Links: Das Fluoreszensbild zeigt den Querschnitt eines dreidimensionalen Lebergewebemodells (grün: Zellskelett, blau: Zellkerne) mit Silikananopartikeln (magenta) am äußeren Rand.
Rechts: Elektronenmikroskopisches Bild eines Leberzellmodells. Im Randbereich des Mikrogewebes sind einzelne Nanopartikel erkennbar (helle Punkte im Detailbild).

Der Einsatz von Nanopartikeln bietet zahlreiche Möglichkeiten für biomedizinische Anwendungen. Umso wichtiger ist es, eventuelle Nebenwirkungen der auf Nanopartikeln basierenden Medikamente schon in der Entwicklungsphase zu erkennen. Die Leber spielt eine wichtige Rolle für die Sicherheitsbewertung von Nanopartikeln, da dort viele Medikamente und Schadstoffe abgebaut werden. „Nanopartikel, die zum Beispiel als Kontrastmittel in den Blutkreislauf gegeben werden, gelangen in die Leber. Aus diesem Grund verwenden wir verbesserte Zellkulturmodelle der Leber für unsere Untersuchungen“, meint Annette Kraegeloh, Leiterin des Forschungsbereiches Nano Zell Interaktionen des INM.

Die bisher verwendeten zweidimensionalen Zellmodelle haben den Nachteil, dass sich die Zellen anders verhalten als Zellen, die in ein dreidimensionales Gewebe eingebunden sind. „Kultiviert man Leberzellen als Mikrogewebe – also Kügelchen von etwa einem halben Millimeter Durchmesser – so produzieren sie beispielsweise ein Protein, dass in der Leber die Gallengänge auskleidet. Auch ist die Genexpression für bestimmte Enzyme, welche Medikamente verstoffwechseln, erhöht. Damit eignen sie sich besser als Untersuchungsmodell als zweidimensionale Zellmodelle, bei denen Leberzellen nur in einer Schicht auf einer Oberfläche wachsen“, erklärt Jana Fleddermann, Erstautorin der nun erschienenen Studie. Das dreidimensionale Leberzellmodell lässt außerdem Rückschlüsse darauf zu, wie tief Nanopartikel in das Gewebe eindringen – ein weiterer Vorteil gegenüber dem herkömmlichen Modell.

Die Forscher des INM und der Pharmacelsus GmbH haben bereits Siliziumdioxidnanopartikel (SiO2) mit einem Durchmesser von etwa 100 nm am Modell getestet. SiO2-Nanopartikel haben mögliche Anwendungen als Biosensoren, als Medikamententräger und als Kontrastmittel in bildgebenden Untersuchungen. Um die Partikel im Mikroskop erkennen zu können, bauten die Wissenschaftler einen Farbstoff in die Nanopartikel ein. Die Nanopartikel drangen von außen maximal 20 µm (etwa 3 Zellschichten) in das Mikrogewebe ein. Mit Medikamenten beladene SiO2-Nanopartikel dieser Größe könnten also möglicherweise nicht bis zu erkrankten Zellen im Inneren des Gewebes vordringen, können aber ihre „Ladung“ nahe dem Zielgewebe absetzen.

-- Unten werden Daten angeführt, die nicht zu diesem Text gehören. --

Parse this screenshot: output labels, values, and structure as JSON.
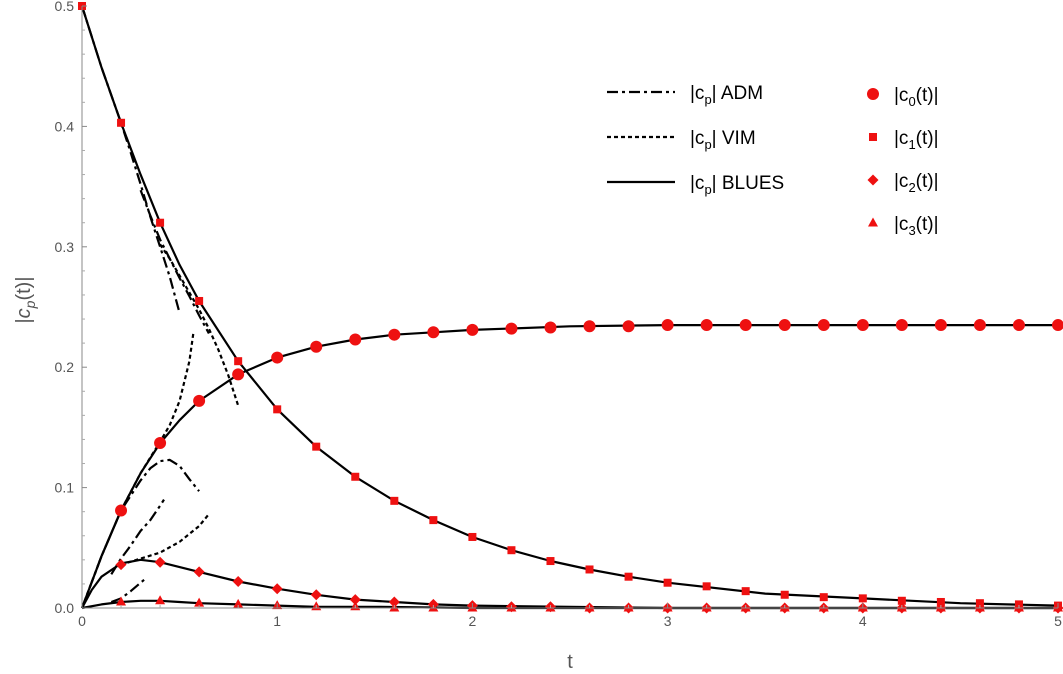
{
  "chart_data": {
    "type": "line",
    "xlabel": "t",
    "ylabel": "|c_p(t)|",
    "xlim": [
      0,
      5
    ],
    "ylim": [
      0,
      0.5
    ],
    "x_ticks": [
      "0",
      "1",
      "2",
      "3",
      "4",
      "5"
    ],
    "y_ticks": [
      "0.0",
      "0.1",
      "0.2",
      "0.3",
      "0.4",
      "0.5"
    ],
    "grid": false,
    "legend_position": "top-right",
    "legend_lines": [
      {
        "label_pre": "|c",
        "label_sub": "p",
        "label_post": "| ADM",
        "style": "dash-dot"
      },
      {
        "label_pre": "|c",
        "label_sub": "p",
        "label_post": "| VIM",
        "style": "dotted"
      },
      {
        "label_pre": "|c",
        "label_sub": "p",
        "label_post": "| BLUES",
        "style": "solid"
      }
    ],
    "legend_markers": [
      {
        "label_pre": "|c",
        "label_sub": "0",
        "label_post": "(t)|",
        "marker": "circle"
      },
      {
        "label_pre": "|c",
        "label_sub": "1",
        "label_post": "(t)|",
        "marker": "square"
      },
      {
        "label_pre": "|c",
        "label_sub": "2",
        "label_post": "(t)|",
        "marker": "diamond"
      },
      {
        "label_pre": "|c",
        "label_sub": "3",
        "label_post": "(t)|",
        "marker": "triangle"
      }
    ],
    "colors": {
      "curve": "#000000",
      "marker": "#ee1111",
      "axis": "#888888"
    },
    "blues_series": [
      {
        "x": [
          0,
          0.1,
          0.2,
          0.3,
          0.4,
          0.5,
          0.6,
          0.8,
          1,
          1.2,
          1.4,
          1.6,
          1.8,
          2,
          2.5,
          3,
          3.5,
          4,
          4.5,
          5
        ],
        "y": [
          0,
          0.043,
          0.081,
          0.112,
          0.137,
          0.156,
          0.172,
          0.194,
          0.208,
          0.217,
          0.223,
          0.227,
          0.229,
          0.231,
          0.234,
          0.235,
          0.235,
          0.235,
          0.235,
          0.235
        ]
      },
      {
        "x": [
          0,
          0.1,
          0.2,
          0.3,
          0.4,
          0.5,
          0.6,
          0.8,
          1,
          1.2,
          1.4,
          1.6,
          1.8,
          2,
          2.2,
          2.4,
          2.6,
          2.8,
          3,
          3.5,
          4,
          4.5,
          5
        ],
        "y": [
          0.5,
          0.449,
          0.403,
          0.36,
          0.32,
          0.285,
          0.255,
          0.205,
          0.165,
          0.134,
          0.109,
          0.089,
          0.073,
          0.059,
          0.048,
          0.039,
          0.032,
          0.026,
          0.021,
          0.012,
          0.008,
          0.004,
          0.002
        ]
      },
      {
        "x": [
          0,
          0.05,
          0.1,
          0.2,
          0.3,
          0.4,
          0.5,
          0.6,
          0.8,
          1,
          1.2,
          1.4,
          1.6,
          1.8,
          2,
          2.5,
          3,
          4,
          5
        ],
        "y": [
          0,
          0.015,
          0.026,
          0.037,
          0.04,
          0.038,
          0.034,
          0.03,
          0.022,
          0.016,
          0.011,
          0.007,
          0.005,
          0.003,
          0.002,
          0.001,
          0,
          0,
          0
        ]
      },
      {
        "x": [
          0,
          0.1,
          0.2,
          0.3,
          0.4,
          0.5,
          0.6,
          0.8,
          1,
          1.2,
          1.5,
          2,
          3,
          4,
          5
        ],
        "y": [
          0,
          0.003,
          0.005,
          0.006,
          0.006,
          0.005,
          0.004,
          0.003,
          0.002,
          0.001,
          0.001,
          0,
          0,
          0,
          0
        ]
      }
    ],
    "adm_series": [
      {
        "x": [
          0,
          0.1,
          0.2,
          0.25,
          0.3,
          0.35,
          0.4,
          0.45,
          0.5
        ],
        "y": [
          0.5,
          0.449,
          0.403,
          0.378,
          0.352,
          0.325,
          0.3,
          0.275,
          0.245
        ]
      },
      {
        "x": [
          0.3,
          0.35,
          0.4,
          0.45,
          0.5,
          0.55,
          0.6,
          0.65
        ],
        "y": [
          0.347,
          0.326,
          0.306,
          0.29,
          0.274,
          0.259,
          0.243,
          0.228
        ]
      },
      {
        "x": [
          0,
          0.1,
          0.2,
          0.3,
          0.35,
          0.4,
          0.45,
          0.5,
          0.55,
          0.6
        ],
        "y": [
          0,
          0.043,
          0.081,
          0.106,
          0.116,
          0.122,
          0.123,
          0.118,
          0.107,
          0.097
        ]
      },
      {
        "x": [
          0.15,
          0.2,
          0.25,
          0.3,
          0.35,
          0.4,
          0.42
        ],
        "y": [
          0.028,
          0.041,
          0.052,
          0.064,
          0.073,
          0.085,
          0.09
        ]
      },
      {
        "x": [
          0.15,
          0.2,
          0.25,
          0.3,
          0.33
        ],
        "y": [
          0.005,
          0.008,
          0.014,
          0.021,
          0.025
        ]
      }
    ],
    "vim_series": [
      {
        "x": [
          0.4,
          0.45,
          0.5,
          0.55,
          0.6,
          0.65,
          0.7,
          0.75,
          0.8
        ],
        "y": [
          0.302,
          0.29,
          0.276,
          0.262,
          0.248,
          0.232,
          0.214,
          0.193,
          0.168
        ]
      },
      {
        "x": [
          0,
          0.1,
          0.2,
          0.3,
          0.4,
          0.45,
          0.5,
          0.55,
          0.57
        ],
        "y": [
          0,
          0.043,
          0.081,
          0.112,
          0.138,
          0.152,
          0.172,
          0.205,
          0.228
        ]
      },
      {
        "x": [
          0.2,
          0.3,
          0.4,
          0.5,
          0.6,
          0.65
        ],
        "y": [
          0.036,
          0.041,
          0.046,
          0.055,
          0.068,
          0.078
        ]
      }
    ],
    "c0_points": {
      "x": [
        0.2,
        0.4,
        0.6,
        0.8,
        1,
        1.2,
        1.4,
        1.6,
        1.8,
        2,
        2.2,
        2.4,
        2.6,
        2.8,
        3,
        3.2,
        3.4,
        3.6,
        3.8,
        4,
        4.2,
        4.4,
        4.6,
        4.8,
        5
      ],
      "y": [
        0.081,
        0.137,
        0.172,
        0.194,
        0.208,
        0.217,
        0.223,
        0.227,
        0.229,
        0.231,
        0.232,
        0.233,
        0.234,
        0.234,
        0.235,
        0.235,
        0.235,
        0.235,
        0.235,
        0.235,
        0.235,
        0.235,
        0.235,
        0.235,
        0.235
      ]
    },
    "c1_points": {
      "x": [
        0,
        0.2,
        0.4,
        0.6,
        0.8,
        1,
        1.2,
        1.4,
        1.6,
        1.8,
        2,
        2.2,
        2.4,
        2.6,
        2.8,
        3,
        3.2,
        3.4,
        3.6,
        3.8,
        4,
        4.2,
        4.4,
        4.6,
        4.8,
        5
      ],
      "y": [
        0.5,
        0.403,
        0.32,
        0.255,
        0.205,
        0.165,
        0.134,
        0.109,
        0.089,
        0.073,
        0.059,
        0.048,
        0.039,
        0.032,
        0.026,
        0.021,
        0.018,
        0.014,
        0.011,
        0.009,
        0.008,
        0.006,
        0.005,
        0.004,
        0.003,
        0.002
      ]
    },
    "c2_points": {
      "x": [
        0.2,
        0.4,
        0.6,
        0.8,
        1,
        1.2,
        1.4,
        1.6,
        1.8,
        2,
        2.2,
        2.4,
        2.6,
        2.8,
        3,
        3.2,
        3.4,
        3.6,
        3.8,
        4,
        4.2,
        4.4,
        4.6,
        4.8,
        5
      ],
      "y": [
        0.036,
        0.038,
        0.03,
        0.022,
        0.016,
        0.011,
        0.007,
        0.005,
        0.003,
        0.002,
        0.001,
        0.001,
        0,
        0,
        0,
        0,
        0,
        0,
        0,
        0,
        0,
        0,
        0,
        0,
        0
      ]
    },
    "c3_points": {
      "x": [
        0.2,
        0.4,
        0.6,
        0.8,
        1,
        1.2,
        1.4,
        1.6,
        1.8,
        2,
        2.2,
        2.4,
        2.6,
        2.8,
        3,
        3.2,
        3.4,
        3.6,
        3.8,
        4,
        4.2,
        4.4,
        4.6,
        4.8,
        5
      ],
      "y": [
        0.005,
        0.006,
        0.004,
        0.003,
        0.002,
        0.001,
        0.001,
        0,
        0,
        0,
        0,
        0,
        0,
        0,
        0,
        0,
        0,
        0,
        0,
        0,
        0,
        0,
        0,
        0,
        0
      ]
    }
  }
}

Es zeigte sich weiterhin, dass die getesteten Nanopartikel für die Zellen gut verträglich waren und das Größenwachstum der Leberzellkügelchen nicht messbar beeinträchtigten. Ziel zukünftiger Studien könnte sein, verschiedene Zelltypen der Leber gemeinsam zu kultivieren, um so ein noch realistischeres Modell der Leber zu entwickeln.

Publikation (frei zugänglich):

J. Fleddermann, J. Susewind, H. Peuschel, M. Koch, I. Tavernaro, A. Kraegeloh, Distribution of SiO2 nanoparticles in 3D liver microtissues. Int. J. Nanomed, 2019, 14, 1411-1431. https://doi.org/10.2147/IJN.S189888

Wissenschaftliche Ansprechpartnerin am INM:

Dr. Jana Fleddermann

Hintergrund:

Die Studie wurde vom Bundesministerium für Wirtschaft und Energie (BMWi) im Rahmen des Kooperationsnetzwerks NanoPharm des Zentralen Innovationsprogramms Mittelstand (ZIM) im Projekt „MORPHEUS“ finanziert. Die Publikation mit freiem Zugang wurde vom Open-Access-Publikationsfonds der Leibniz-Gemeinschaft unterstützt.